Parquet Courts make anxiety and detachment sound refreshing

News   2024-05-19 18:39:32

As much as they might play it off, Brooklyn’s Parquet Courts have become pros at making nonchalance sound calculated. From the foursome’s Light Up Gold postpunk breakout to their side game as Parkay Quarts up through their mostly vocal-less, experimental-noise foray Monastic Living, apathy reigns supreme as the mundanity of the urban slog—and the fleeting relationships built within its bubble—gets poked at and prodded by almost delighted Richman-esque soliloquies. Still, what’s most prominent on Human Performance, Parquet Courts’ first full-length record since leveling up to Rough Trade, is how its undercurrent of anxiety and paranoia—forged by the arrangements and relayed via the lyrics of Andrew Savage and Austin Brown—precipitates an indifference that becomes even more engaging thanks to its sophistication.

That’s some pretty fancy philosophical conjecture right there, but beginning with album opener “Dust”—and the album art designed by Savage—the band paints a sunny picture of what a monotony-filled purgatory might feel like. The track’s deadpan march is kept in stride by a stark guitar hook and chugging, floor-tom-heavy rhythm as lyrics comment on the ever-present grind—how though you might be diligent in sweeping away poison, it’ll just keep on piling up ad infinitum. It’s a fitting start to an album that shows off a Parquet Courts that doesn’t want to fudge with the familiar post-punk sound of Light Up Gold and its successor Sunbathing Animal, as much as chop it down and build it back up.

The following title track kicks off as an off-kilter poetic ballad before Parquet Courts’ grandest pop chorus to date sweeps down.

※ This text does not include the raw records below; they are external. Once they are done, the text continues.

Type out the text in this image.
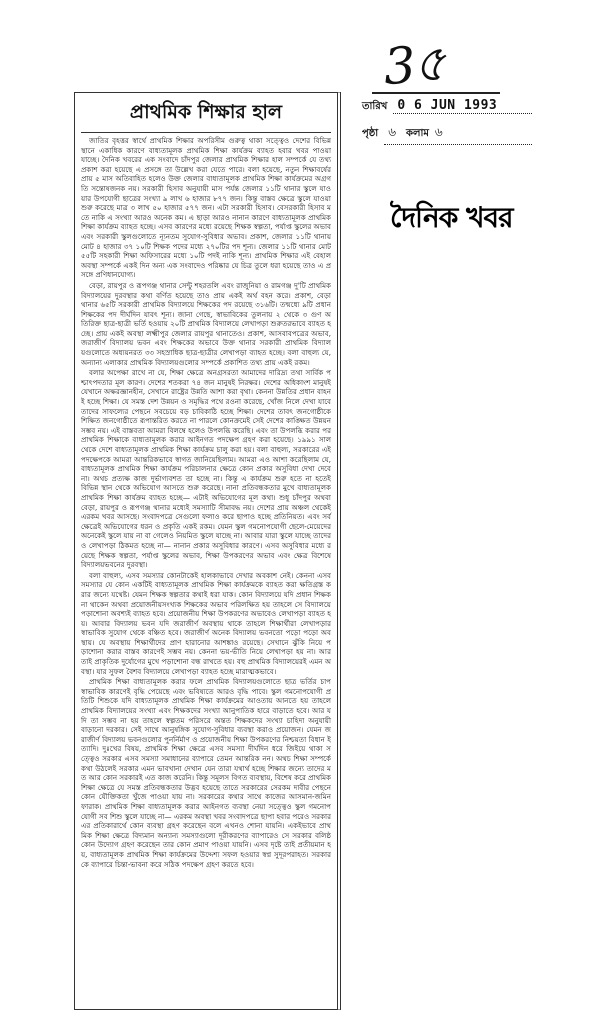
3৫
তারিখ 0 6 JUN 1993
পৃষ্ঠা ৬ কলাম ৬
দৈনিক খবর
প্রাথমিক শিক্ষার হাল

জাতির বৃহত্তর স্বার্থে প্রাথমিক শিক্ষার অপরিসীম গুরুত্ব থাকা সত্ত্বেও দেশের বিভিন্ন স্থানে একাধিক কারণে বাধ্যতামূলক প্রাথমিক শিক্ষা কার্যক্রম ব্যাহত হবার খবর পাওয়া যাচ্ছে। দৈনিক খবরের এক সংবাদে চাঁদপুর জেলার প্রাথমিক শিক্ষার হাল সম্পর্কে যে তথ্য প্রকাশ করা হয়েছে এ প্রসঙ্গে তা উল্লেখ করা যেতে পারে। বলা হয়েছে, নতুন শিক্ষাবর্ষের প্রায় ৫ মাস অতিবাহিত হলেও উক্ত জেলার বাধ্যতামূলক প্রাথমিক শিক্ষা কার্যক্রমের অগ্রগতি সন্তোষজনক নয়। সরকারী হিসাব অনুযায়ী মাস পর্যন্ত জেলার ১১টি থানার স্কুলে যাওয়ার উপযোগী ছাত্রের সংখ্যা ৯ লাখ ৬ হাজার ৮৭৭ জন। কিন্তু বাস্তব ক্ষেত্রে স্কুলে যাওয়া শুরু করেছে মাত্র ৩ লাখ ৫০ হাজার ৫৭৭ জন। এটা সরকারী হিসাব। বেসরকারী হিসাব মতে নাকি এ সংখ্যা আরও অনেক কম। এ ছাড়া আরও নানান কারণে বাধ্যতামূলক প্রাথমিক শিক্ষা কার্যক্রম ব্যাহত হচ্ছে। এসব কারণের মধ্যে রয়েছে শিক্ষক স্বল্পতা, পর্যাপ্ত স্কুলের অভাব এবং সরকারী স্কুলগুলোতে ন্যূনতম সুযোগ-সুবিধার অভাব। প্রকাশ, জেলার ১১টি থানায় মোট ৪ হাজার ৩৭ ১০টি শিক্ষক পদের মধ্যে ২৭০টির পদ শূন্য। জেলার ১১টি থানার মোট ৫৫টি সহকারী শিক্ষা অফিসারের মধ্যে ১০টি পদই নাকি শূন্য। প্রাথমিক শিক্ষার এই বেহাল অবস্থা সম্পর্কে একই দিন অন্য এক সংবাদেও পরিষ্কার যে চিত্র তুলে ধরা হয়েছে তাও এ প্রসঙ্গে প্রণিধানযোগ্য।

বেড়া, রায়পুর ও রূপগঞ্জ থানার সেন্টু শহরতলি এবং রাজুনিয়া ও রামগঞ্জ দু'টি প্রাথমিক বিদ্যালয়ের দুরবস্থার কথা বর্ণিত হয়েছে তাও প্রায় একই অর্থ বহন করে। প্রকাশ, বেড়া থানার ৬৫টি সরকারী প্রাথমিক বিদ্যালয়ে শিক্ষকের পদ রয়েছে ৩১৬টি। তন্মধ্যে ৯টি প্রধান শিক্ষকের পদ দীর্ঘদিন যাবৎ শূন্য। জানা গেছে, স্বাভাবিকের তুলনায় ২ থেকে ৩ গুণ অতিরিক্ত ছাত্র-ছাত্রী ভর্তি হওয়ায় ২০টি প্রাথমিক বিদ্যালয়ে লেখাপড়া শুরুতরভাবে ব্যাহত হচ্ছে। প্রায় একই অবস্থা লক্ষ্মীপুর জেলার রায়পুর থানাতেও। প্রকাশ, আসবাবপত্রের অভাব, জরাজীর্ণ বিদ্যালয় ভবন এবং শিক্ষকের অভাবে উক্ত থানার সরকারী প্রাথমিক বিদ্যালয়গুলোতে অধ্যয়নরত ৩৩ সহস্রাধিক ছাত্র-ছাত্রীর লেখাপড়া ব্যাহত হচ্ছে। বলা বাহুল্য যে, অন্যান্য এলাকার প্রাথমিক বিদ্যালয়গুলোর সম্পর্কে প্রকাশিত তথ্য প্রায় একই রকম।

বলার অপেক্ষা রাখে না যে, শিক্ষা ক্ষেত্রে অনগ্রসরতা আমাদের দারিদ্র্য তথা সার্বিক পশ্চাৎপদতার মূল কারণ। দেশের শতকরা ৭৪ জন মানুষই নিরক্ষর। দেশের অধিকাংশ মানুষই যেখানে অক্ষরজ্ঞানহীন, সেখানে রাষ্ট্রের উন্নতি আশা করা বৃথা। কেননা উন্নতির প্রধান বাহনই হচ্ছে শিক্ষা। যে সমস্ত দেশ উন্নয়ন ও সমৃদ্ধির পথে রওনা করেছে, খোঁজ নিলে দেখা যাবে তাদের সাফল্যের পেছনে সবচেয়ে বড় চাবিকাঠি হচ্ছে শিক্ষা। দেশের তাবৎ জনগোষ্ঠীকে শিক্ষিত জনগোষ্ঠীতে রূপান্তরিত করতে না পারলে কোনক্রমেই সেই দেশের কাঙ্ক্ষিত উন্নয়ন সম্ভব নয়। এই বাস্তবতা আমরা বিলম্বে হলেও উপলব্ধি করেছি। এবং তা উপলব্ধি করার পর প্রাথমিক শিক্ষাকে বাধ্যতামূলক করার আইনগত পদক্ষেপ গ্রহণ করা হয়েছে। ১৯৯১ সাল থেকে দেশে বাধ্যতামূলক প্রাথমিক শিক্ষা কার্যক্রম চালু করা হয়। বলা বাহুল্য, সরকারের এই পদক্ষেপকে আমরা আন্তরিকভাবে স্বাগত জানিয়েছিলাম। আমরা এও আশা করেছিলাম যে, বাধ্যতামূলক প্রাথমিক শিক্ষা কার্যক্রম পরিচালনার ক্ষেত্রে কোন প্রকার অসুবিধা দেখা দেবে না। অথচ প্রত্যক্ষ কাজ দুর্ভাগ্যবশত তা হচ্ছে না। কিন্তু এ কার্যক্রম শুরু হতে না হতেই বিভিন্ন স্থান থেকে অভিযোগ আসতে শুরু করেছে। নানা প্রতিবন্ধকতার মুখে বাধ্যতামূলক প্রাথমিক শিক্ষা কার্যক্রম ব্যাহত হচ্ছে— এটাই অভিযোগের মূল কথা। শুধু চাঁদপুর অথবা বেড়া, রায়পুর ও রূপগঞ্জ থানার মধ্যেই সমস্যাটি সীমাবদ্ধ নয়। দেশের প্রায় অঞ্চল থেকেই এরকম খবর আসছে। সংবাদপত্রে সেগুলো ফলাও করে ছাপাও হচ্ছে প্রতিনিয়ত। এবং সর্বক্ষেত্রেই অভিযোগের ধরন ও প্রকৃতি একই রকম। যেমন স্কুল গমনোপযোগী ছেলে-মেয়েদের অনেকেই স্কুলে যায় না বা গেলেও নিয়মিত স্কুলে যাচ্ছে না। আবার যারা স্কুলে যাচ্ছে তাদেরও লেখাপড়া ঠিকমত হচ্ছে না— নানান প্রকার অসুবিধার কারণে। এসব অসুবিধার মধ্যে রয়েছে শিক্ষক স্বল্পতা, পর্যাপ্ত স্কুলের অভাব, শিক্ষা উপকরণের অভাব এবং ক্ষেত্র বিশেষে বিদ্যালয়ভবনের দুরবস্থা।

বলা বাহুল্য, এসব সমস্যার কোনটাকেই হালকাভাবে দেখার অবকাশ নেই। কেননা এসব সমস্যার যে কোন একটিই বাধ্যতামূলক প্রাথমিক শিক্ষা কার্যক্রমকে ব্যাহত করা ক্ষতিগ্রস্ত করার জন্যে যথেষ্ট। যেমন শিক্ষক স্বল্পতার কথাই ধরা যাক। কোন বিদ্যালয়ে যদি প্রধান শিক্ষক না থাকেন অথবা প্রয়োজনীয়সংখ্যক শিক্ষকের অভাব পরিলক্ষিত হয় তাহলে সে বিদ্যালয়ে পড়াশোনা অবশ্যই ব্যাহত হবে। প্রয়োজনীয় শিক্ষা উপকরণের অভাবেও লেখাপড়া ব্যাহত হয়। আবার বিদ্যালয় ভবন যদি জরাজীর্ণ অবস্থায় থাকে তাহলে শিক্ষার্থীরা লেখাপড়ার স্বাভাবিক সুযোগ থেকে বঞ্চিত হবে। জরাজীর্ণ অনেক বিদ্যালয় ভবনতো পড়ো পড়ো অবস্থায়। যে অবস্থায় শিক্ষার্থীদের প্রাণ হারানোর আশঙ্কাও রয়েছে। সেখানে ঝুঁকি নিয়ে পড়াশোনা করার বাস্তব কারণেই সম্ভব নয়। কেননা ভয়-ভীতি নিয়ে লেখাপড়া হয় না। আর তাই প্রাকৃতিক দুর্যোগের মুখে পড়াশোনা বন্ধ রাখতে হয়। বহু প্রাথমিক বিদ্যালয়েরই এমন অবস্থা। যার সুফল বৈশব বিদ্যালয়ে লেখাপড়া ব্যাহত হচ্ছে মারাত্মকভাবে।

প্রাথমিক শিক্ষা বাধ্যতামূলক করার ফলে প্রাথমিক বিদ্যালয়গুলোতে ছাত্র ভর্তির চাপ স্বাভাবিক কারণেই বৃদ্ধি পেয়েছে এবং ভবিষ্যতে আরও বৃদ্ধি পাবে। স্কুল গমনোপযোগী প্রতিটি শিশুকে যদি বাধ্যতামূলক প্রাথমিক শিক্ষা কার্যক্রমের আওতায় আনতে হয় তাহলে প্রাথমিক বিদ্যালয়ের সংখ্যা এবং শিক্ষকদের সংখ্যা আনুপাতিক হারে বাড়াতে হবে। আর যদি তা সম্ভব না হয় তাহলে স্বল্পতম পরিসরে অন্তত শিক্ষকদের সংখ্যা চাহিদা অনুযায়ী বাড়ানো দরকার। সেই সাথে আনুষঙ্গিক সুযোগ-সুবিধার ব্যবস্থা করাও প্রয়োজন। যেমন জরাজীর্ণ বিদ্যালয় ভবনগুলোর পুনর্নির্মাণ ও প্রয়োজনীয় শিক্ষা উপকরণের নিশ্চয়তা বিধান ইত্যাদি। দুঃখের বিষয়, প্রাথমিক শিক্ষা ক্ষেত্রে এসব সমস্যা দীর্ঘদিন ধরে জিইয়ে থাকা সত্ত্বেও সরকার এসব সমস্যা সমাধানের ব্যাপারে তেমন আন্তরিক নন। অথচ শিক্ষা সম্পর্কে কথা উঠলেই সরকার এমন ভাবখানা দেখান যেন তারা যথার্থ হচ্ছে শিক্ষার জন্যে তাদের মত আর কোন সরকারই এত কাজ করেনি। কিন্তু সমূলস বিগত ব্যবস্থায়, বিশেষ করে প্রাথমিক শিক্ষা ক্ষেত্রে যে সমস্ত প্রতিবন্ধকতার উদ্ভব হয়েছে তাতে সরকারের সেরকম দাবীর পেছনে কোন যৌক্তিকতা খুঁজে পাওয়া যায় না। সরকারের কথার সাথে কাজের আসমান-জমিন ফারাক। প্রাথমিক শিক্ষা বাধ্যতামূলক করার আইনগত ব্যবস্থা নেয়া সত্ত্বেও স্কুল গমনোপযোগী সব শিশু স্কুলে যাচ্ছে না— এরকম অবস্থা খবর সংবাদপত্রে ছাপা হবার পরেও সরকার এর প্রতিকারার্থে কোন ব্যবস্থা গ্রহণ করেছেন বলে এখনও শোনা যায়নি। একইভাবে প্রাথমিক শিক্ষা ক্ষেত্রে বিদ্যমান অন্যান্য সমস্যাগুলো দূরীকরণের ব্যাপারেও সে সরকার বলিষ্ঠ কোন উদ্যোগ গ্রহণ করেছেন তার কোন প্রমাণ পাওয়া যায়নি। এসব দৃষ্টে তাই প্রতীয়মান হয়, বাধ্যতামূলক প্রাথমিক শিক্ষা কার্যক্রমের উদ্দেশ্য সফল হওয়ার স্বপ্ন সুদূরপরাহত। সরকারকে ব্যাপারে চিন্তা-ভাবনা করে সঠিক পদক্ষেপ গ্রহণ করতে হবে।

Augmented by a staggering beat, blown-out fuzz that sounds like celluloid burning, and layered, anthemic vocals coated in effects, it throttles the breezy vibe first laid out by Savage. Dives like the disjointed postpunk track “I Was Just Here”—morose in tone before getting pleasantly shocked into coherence at the end—and “Captive Of The Sun,” loosely tied together by a cycling drum-circle-like rhythm and lyrics contented with disenchantment (“I don’t get out, I don’t have fun / Living like a captive of the sun”), represent the album’s bizarre and inventive sidesteps, held steady by a kind of monotone in both vocals and message.

Those tracks are like coveted smoke breaks, the need to shake off some wigged-out nerves and take a welcome breather, but Human Performance as a whole feels less rigid (and abrasive) and more personal in how it deals with restlessness and dread. Sitting right in the middle of the album, the six-minute-plus “One Man, No City” is the longest track of the bunch, though that feels appropriate considering how it appears fixated on the ramblin’ man coming to grips with his rule of the endless road. Similar “Berlin Got Blurry,” one of the record’s catchiest and bouncier jams, ponders detachment and loneliness in a wholly self-aware, almost self-deprecating way. Because Parquet Courts are nothing if not self-aware—though they might be up to argue about whether or not that’s a good thing.